Every year, tens of thousands of couples in the United States conceive a child with the help of fertility treatments. In fact, since the first “test tube baby” was born in 1978, more than five million children have been born worldwide with the help of assisted reproductive technology. And that number is growing.
The ability to shift fertilization from the bedroom to a lab dish has revolutionized reproduction and has rewritten the metaphorical “Birds and the Bees” story. But is in vitro fertilization (IVF) safe?
Let’s start with the basics.
Assisted reproductive technology includes all fertility treatments in which both eggs and sperm are handled. In IVF, ovulation is induced with injectable fertility medications so that multiple eggs are produced. Healthy sperm are combined with the eggs in a laboratory to produce embryos. Three to five days after the egg retrieval procedure, one or more embryos are transferred to the uterus through the vagina, or they may be cryopreserved (frozen and stored) for transfer at a later time.
In IVF, the sperm may come from the woman’s partner or from a donor. The sperm may be retrieved and then frozen for later use in IVF. The egg also may come from a donor. Alternatively, a patient’s eggs that have been previously frozen can be used.
Sometimes, one sperm may be injected into each egg in a technique called intracytoplasmic sperm injection (ICSI). ICSI is often recommended if there is a problem with sperm quality or quantity. In ICSI, only a single healthy sperm is needed for each egg.
You should consider IVF if you fall into one or more of the following categories:
- Men with infertility factors
- Women over the age of 38
- Women with blocked fallopian tubes
- Women with a history of pelvic infections
- Women with moderate to severe endometriosis
- Women with reduced ovarian reserve as indicated by a simple blood test
Many couples choose IVF because it helps them conceive more quickly. Other benefits include the ability to use frozen eggs and/or sperm as well as donor eggs.
New techniques make fertility treatments safer.
In an effort to improve patient safety, ovulation stimulation protocols have undergone significant changes over the past few years. For example, many fertility specialists today offer primary freeze-all cycles with an alternative type of trigger medication called a gonadotropin releasing hormone agonist, which significantly reduces complications associated with high-dose fertility medications, such as bloating and abdominal pain due to enlarged ovaries—known as ovarian hyperstimulation syndrome.
The skill of the doctor and medical advances in egg retrieval, culture and freezing techniques, and genetic screening also play a role in success rates. Together, these advances now allow doctors to transfer only one or two embryos in a majority of IVF cases, which has been a major factor in reducing the occurrence of multiple pregnancy over recent years.

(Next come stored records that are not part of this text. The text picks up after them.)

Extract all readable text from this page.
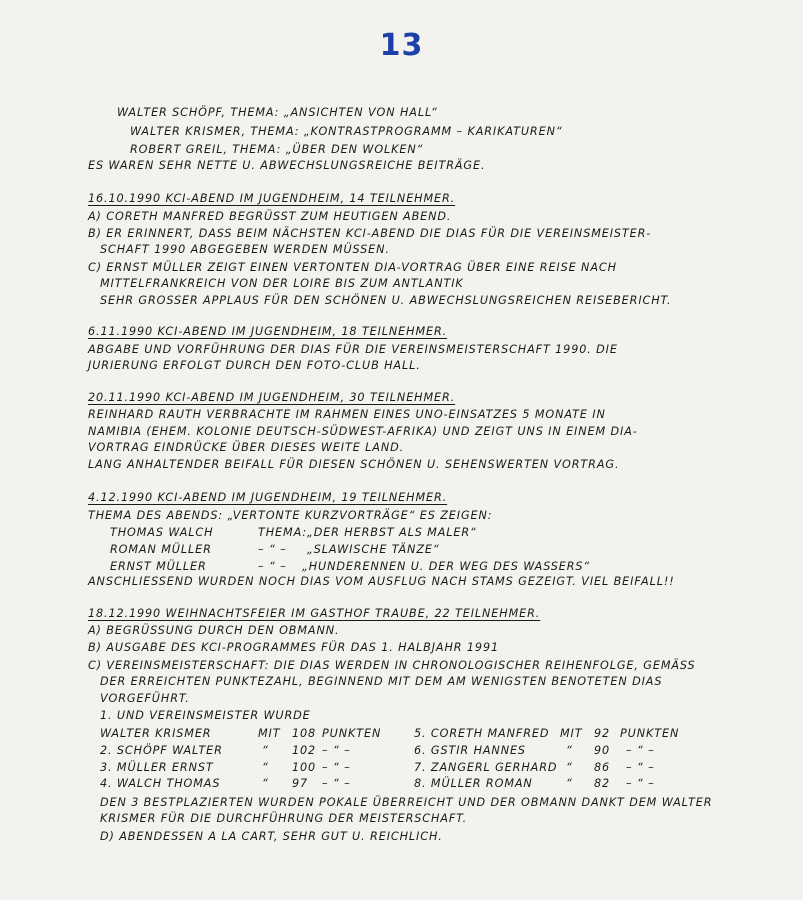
13
WALTER SCHÖPF, THEMA: „ANSICHTEN VON HALL“
WALTER KRISMER, THEMA: „KONTRASTPROGRAMM – KARIKATUREN“
ROBERT GREIL, THEMA: „ÜBER DEN WOLKEN“
ES WAREN SEHR NETTE U. ABWECHSLUNGSREICHE BEITRÄGE.
16.10.1990 KCI-ABEND IM JUGENDHEIM, 14 TEILNEHMER.
A) CORETH MANFRED BEGRÜSST ZUM HEUTIGEN ABEND.
B) ER ERINNERT, DASS BEIM NÄCHSTEN KCI-ABEND DIE DIAS FÜR DIE VEREINSMEISTER-
SCHAFT 1990 ABGEGEBEN WERDEN MÜSSEN.
C) ERNST MÜLLER ZEIGT EINEN VERTONTEN DIA-VORTRAG ÜBER EINE REISE NACH
MITTELFRANKREICH VON DER LOIRE BIS ZUM ANTLANTIK
SEHR GROSSER APPLAUS FÜR DEN SCHÖNEN U. ABWECHSLUNGSREICHEN REISEBERICHT.
6.11.1990 KCI-ABEND IM JUGENDHEIM, 18 TEILNEHMER.
ABGABE UND VORFÜHRUNG DER DIAS FÜR DIE VEREINSMEISTERSCHAFT 1990. DIE
JURIERUNG ERFOLGT DURCH DEN FOTO-CLUB HALL.
20.11.1990 KCI-ABEND IM JUGENDHEIM, 30 TEILNEHMER.
REINHARD RAUTH VERBRACHTE IM RAHMEN EINES UNO-EINSATZES 5 MONATE IN
NAMIBIA (EHEM. KOLONIE DEUTSCH-SÜDWEST-AFRIKA) UND ZEIGT UNS IN EINEM DIA-
VORTRAG EINDRÜCKE ÜBER DIESES WEITE LAND.
LANG ANHALTENDER BEIFALL FÜR DIESEN SCHÖNEN U. SEHENSWERTEN VORTRAG.
4.12.1990 KCI-ABEND IM JUGENDHEIM, 19 TEILNEHMER.
THEMA DES ABENDS: „VERTONTE KURZVORTRÄGE“ ES ZEIGEN:
THOMAS WALCH	THEMA: „DER HERBST ALS MALER“
ROMAN MÜLLER	– “ – „SLAWISCHE TÄNZE“
ERNST MÜLLER	– “ – „HUNDERENNEN U. DER WEG DES WASSERS“
ANSCHLIESSEND WURDEN NOCH DIAS VOM AUSFLUG NACH STAMS GEZEIGT. VIEL BEIFALL!!
18.12.1990 WEIHNACHTSFEIER IM GASTHOF TRAUBE, 22 TEILNEHMER.
A) BEGRÜSSUNG DURCH DEN OBMANN.
B) AUSGABE DES KCI-PROGRAMMES FÜR DAS 1. HALBJAHR 1991
C) VEREINSMEISTERSCHAFT: DIE DIAS WERDEN IN CHRONOLOGISCHER REIHENFOLGE, GEMÄSS
DER ERREICHTEN PUNKTEZAHL, BEGINNEND MIT DEM AM WENIGSTEN BENOTETEN DIAS
VORGEFÜHRT.
1. UND VEREINSMEISTER WURDE
WALTER KRISMER	MIT 108 PUNKTEN
2. SCHÖPF WALTER	“ 102 – “ –
3. MÜLLER ERNST	“ 100 – “ –
4. WALCH THOMAS	“ 97 – “ –
5. CORETH MANFRED MIT 92 PUNKTEN
6. GSTIR HANNES	“ 90 – “ –
7. ZANGERL GERHARD “ 86 – “ –
8. MÜLLER ROMAN	“ 82 – “ –
DEN 3 BESTPLAZIERTEN WURDEN POKALE ÜBERREICHT UND DER OBMANN DANKT DEM WALTER
KRISMER FÜR DIE DURCHFÜHRUNG DER MEISTERSCHAFT.
D) ABENDESSEN A LA CART, SEHR GUT U. REICHLICH.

Data shows that transferring a single embryo during assisted reproduction not only lowers the risk of maternal complications associated with multiple pregnancies, but also has a positive effect on the health of the newborn baby.

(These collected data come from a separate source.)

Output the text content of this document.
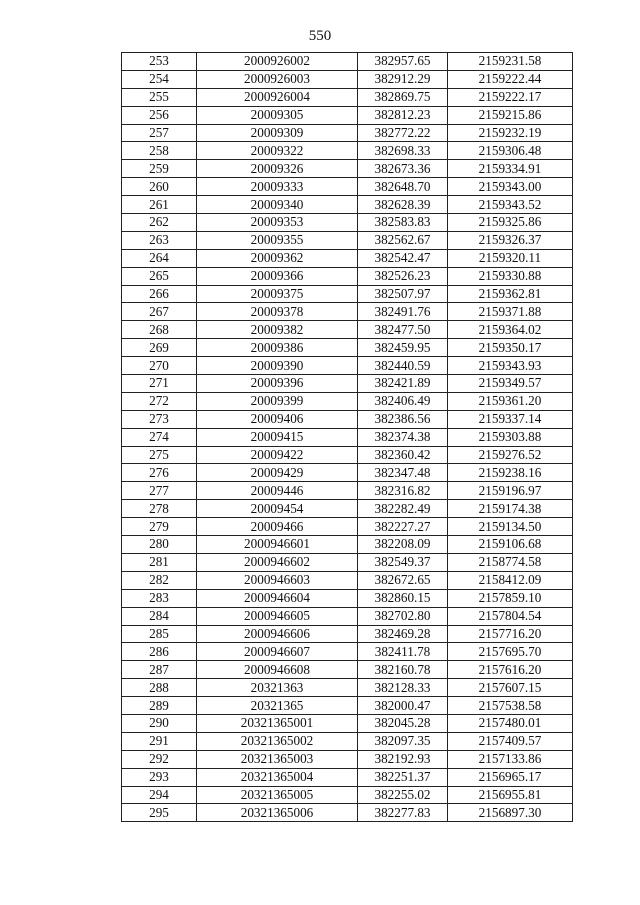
550
253	2000926002	382957.65	2159231.58
254	2000926003	382912.29	2159222.44
255	2000926004	382869.75	2159222.17
256	20009305	382812.23	2159215.86
257	20009309	382772.22	2159232.19
258	20009322	382698.33	2159306.48
259	20009326	382673.36	2159334.91
260	20009333	382648.70	2159343.00
261	20009340	382628.39	2159343.52
262	20009353	382583.83	2159325.86
263	20009355	382562.67	2159326.37
264	20009362	382542.47	2159320.11
265	20009366	382526.23	2159330.88
266	20009375	382507.97	2159362.81
267	20009378	382491.76	2159371.88
268	20009382	382477.50	2159364.02
269	20009386	382459.95	2159350.17
270	20009390	382440.59	2159343.93
271	20009396	382421.89	2159349.57
272	20009399	382406.49	2159361.20
273	20009406	382386.56	2159337.14
274	20009415	382374.38	2159303.88
275	20009422	382360.42	2159276.52
276	20009429	382347.48	2159238.16
277	20009446	382316.82	2159196.97
278	20009454	382282.49	2159174.38
279	20009466	382227.27	2159134.50
280	2000946601	382208.09	2159106.68
281	2000946602	382549.37	2158774.58
282	2000946603	382672.65	2158412.09
283	2000946604	382860.15	2157859.10
284	2000946605	382702.80	2157804.54
285	2000946606	382469.28	2157716.20
286	2000946607	382411.78	2157695.70
287	2000946608	382160.78	2157616.20
288	20321363	382128.33	2157607.15
289	20321365	382000.47	2157538.58
290	20321365001	382045.28	2157480.01
291	20321365002	382097.35	2157409.57
292	20321365003	382192.93	2157133.86
293	20321365004	382251.37	2156965.17
294	20321365005	382255.02	2156955.81
295	20321365006	382277.83	2156897.30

Study indicates low complication rates.
The big news is that infertility treatments are now considered a low-risk procedure, according to a study published in the Journal of the American Medical Association in 2015. The researchers found the risk of complications was low for both women using their own eggs as well as donor-assisted procedures.
The decade-long study, which spanned the years 2000 to 2011, looked at possible problems within 12 weeks of cycle initiation, including infection, bleeding, anesthesia-related complications, hospitalization, and death.
Among the nearly 1.2 million ART cycles where women used their own eggs, the most commonly reported complication was ovarian hyperstimulation. The researchers also noted that the rates of all other complications remained below 10 per 10,000 cycles.
Talk to a specialist!
Infertility is a medical condition that can often be treated with low risks and high rewards. You should seek the help of an infertility specialist if you have been trying to get pregnant for six months or more. You should also talk to a specialist if you have had more than one miscarriage or are considering your options for fertility preservation.